Votação na generalidade — DAR I série — 46-46
I SÉRIE — NÚMERO 142 46 O Sr. Tiago Moreira de Sá (PSD): — Sr. Presidente, Tiago Moreira de Sá, apresentarei uma declaração de voto. O Sr. António Maló de Abreu (PSD): — Sr. Presidente, António Maló de Abreu, apresentarei uma declaração de voto. O Sr. António Topa Gomes (PSD): — Sr. Presidente, António Topa Gomes, apresentarei também uma declaração de voto. O Sr. António Prôa (PSD): — Sr. Presidente, António Prôa, também apresentarei uma declaração de voto. O Sr. André Coelho Lima (PSD): — Sr. Presidente, André Coelho Lima, é para o mesmo efeito. O Sr. Carlos Eduardo Reis (PSD): — Sr. Presidente, Carlos Eduardo Reis, é para o mesmo efeito. O Sr. Fernando Negrão (PSD): — Sr. Presidente, apresentarei uma declaração de voto relativamente às duas iniciativas legislativas acabadas de votar.
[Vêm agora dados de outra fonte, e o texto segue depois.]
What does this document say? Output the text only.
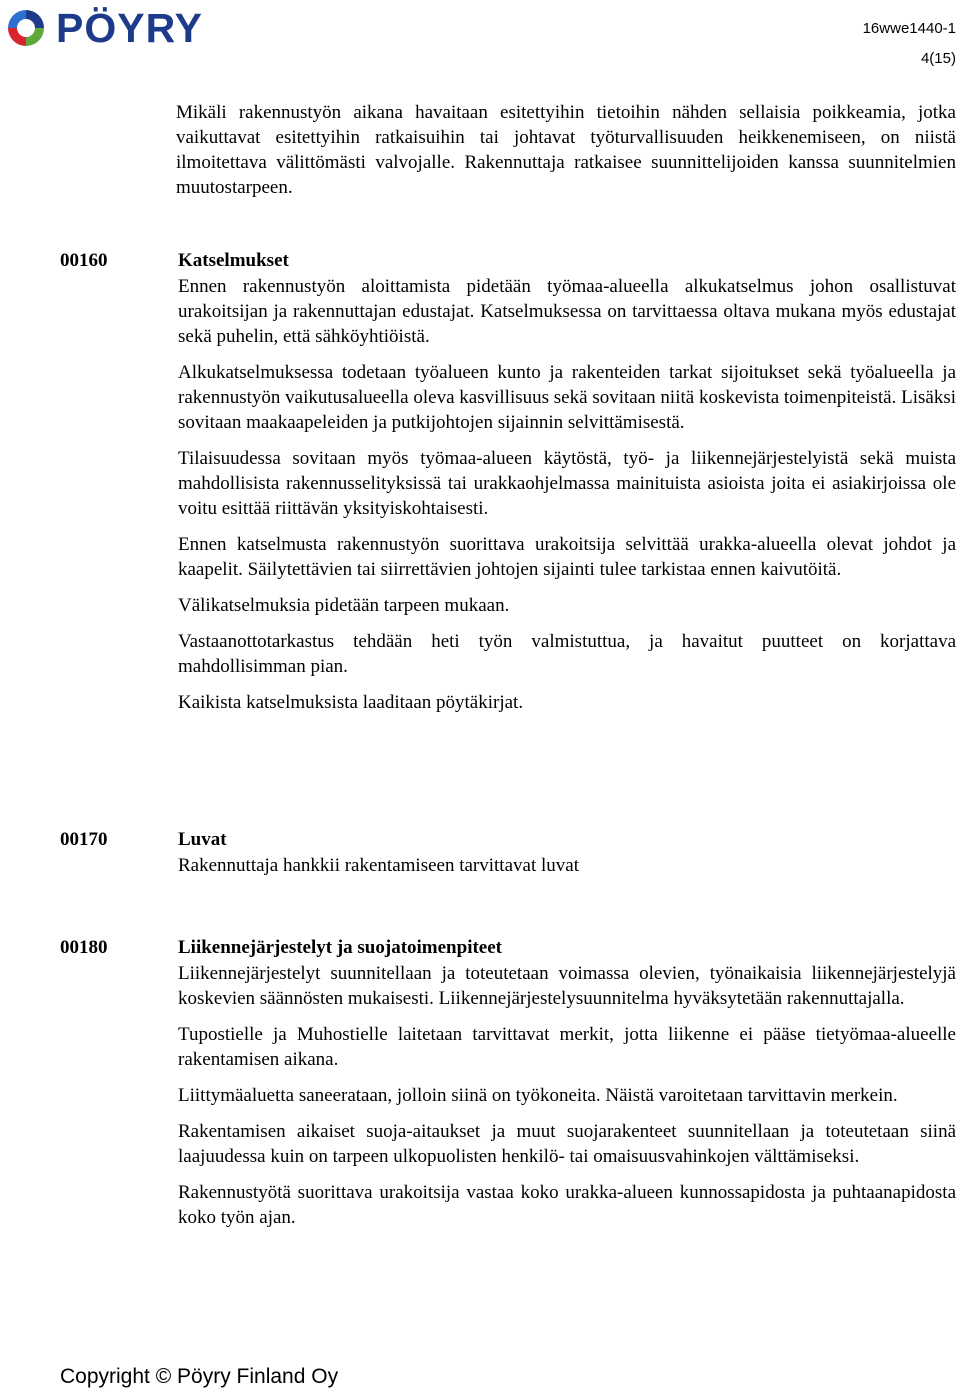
PÖYRY	16wwe1440-1
4(15)

Mikäli rakennustyön aikana havaitaan esitettyihin tietoihin nähden sellaisia poikkeamia, jotka vaikuttavat esitettyihin ratkaisuihin tai johtavat työturvallisuuden heikkenemiseen, on niistä ilmoitettava välittömästi valvojalle. Rakennuttaja ratkaisee suunnittelijoiden kanssa suunnitelmien muutostarpeen.

00160	Katselmukset

Ennen rakennustyön aloittamista pidetään työmaa-alueella alkukatselmus johon osallistuvat urakoitsijan ja rakennuttajan edustajat. Katselmuksessa on tarvittaessa oltava mukana myös edustajat sekä puhelin, että sähköyhtiöistä.

Alkukatselmuksessa todetaan työalueen kunto ja rakenteiden tarkat sijoitukset sekä työalueella ja rakennustyön vaikutusalueella oleva kasvillisuus sekä sovitaan niitä koskevista toimenpiteistä. Lisäksi sovitaan maakaapeleiden ja putkijohtojen sijainnin selvittämisestä.

Tilaisuudessa sovitaan myös työmaa-alueen käytöstä, työ- ja liikennejärjestelyistä sekä muista mahdollisista rakennusselityksissä tai urakkaohjelmassa mainituista asioista joita ei asiakirjoissa ole voitu esittää riittävän yksityiskohtaisesti.

Ennen katselmusta rakennustyön suorittava urakoitsija selvittää urakka-alueella olevat johdot ja kaapelit. Säilytettävien tai siirrettävien johtojen sijainti tulee tarkistaa ennen kaivutöitä.

Välikatselmuksia pidetään tarpeen mukaan.

Vastaanottotarkastus tehdään heti työn valmistuttua, ja havaitut puutteet on korjattava mahdollisimman pian.

Kaikista katselmuksista laaditaan pöytäkirjat.

00170	Luvat

Rakennuttaja hankkii rakentamiseen tarvittavat luvat

00180	Liikennejärjestelyt ja suojatoimenpiteet

Liikennejärjestelyt suunnitellaan ja toteutetaan voimassa olevien, työnaikaisia liikennejärjestelyjä koskevien säännösten mukaisesti. Liikennejärjestelysuunnitelma hyväksytetään rakennuttajalla.

Tupostielle ja Muhostielle laitetaan tarvittavat merkit, jotta liikenne ei pääse tietyömaa-alueelle rakentamisen aikana.

Liittymäaluetta saneerataan, jolloin siinä on työkoneita. Näistä varoitetaan tarvittavin merkein.

Rakentamisen aikaiset suoja-aitaukset ja muut suojarakenteet suunnitellaan ja toteutetaan siinä laajuudessa kuin on tarpeen ulkopuolisten henkilö- tai omaisuusvahinkojen välttämiseksi.

Rakennustyötä suorittava urakoitsija vastaa koko urakka-alueen kunnossapidosta ja puhtaanapidosta koko työn ajan.

Copyright © Pöyry Finland Oy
O Sr. José Silvano (PSD): — Sr. Presidente, José Silvano, também vou apresentar uma declaração de voto. A Sr.ª Maria Emília Apolinário (PSD): — Sr. Presidente, tinha-o dito na anterior deliberação e volto a reiterar que apresentarei uma declaração de voto. A Sr.ª Inês de Sousa Real (PAN): — Sr. Presidente, é para indicar que também apresentarei uma declaração de voto. O Sr. João Dias Coelho (PSD): — Sr. Presidente, reitero também que vou apresentar uma declaração de voto. O Sr. Presidente (Adão Silva): — Fica registado, Srs. Deputados. Passamos, agora, às votações na generalidade. Começamos por votar, na generalidade, o Projeto de Lei n.º 742/XV/1.ª (BE) — Garante o pagamento por vale de postal do apoio extraordinário às famílias mais vulneráveis e a sua impenhorabilidade. Submetido à votação, foi aprovado, com votos a favor do PSD, do CH, da IL, do PCP, do BE, do PAN e do L e a abstenção do PS. Este projeto baixa à 10.ª Comissão. Passamos agora à votação, na generalidade, do Projeto de Lei n.º 793/XV/1.ª (PCP) — Alarga as formas de pagamento do apoio extraordinário às famílias mais vulneráveis, alterando o Decreto-Lei n.º 21-A/2023, de 28 de março. Submetido à votação, foi aprovado, com votos a favor do PSD, do CH, da IL, do PCP, do BE, do PAN e do L e a abstenção do PS. Este diploma baixa à 10.ª Comissão. Seguimos com a votação, na generalidade, do Projeto de Lei n.º 800/XV/1.ª (CH) — Adita o apoio aos desempregados de longa duração ao conjunto de prestações sociais mínimas cumuláveis com o apoio extraordinário previsto no Decreto-Lei n.º 21-A/2023, de 28 de março (primeira alteração ao Decreto-Lei n.º 21- A/2023, de 28 de março).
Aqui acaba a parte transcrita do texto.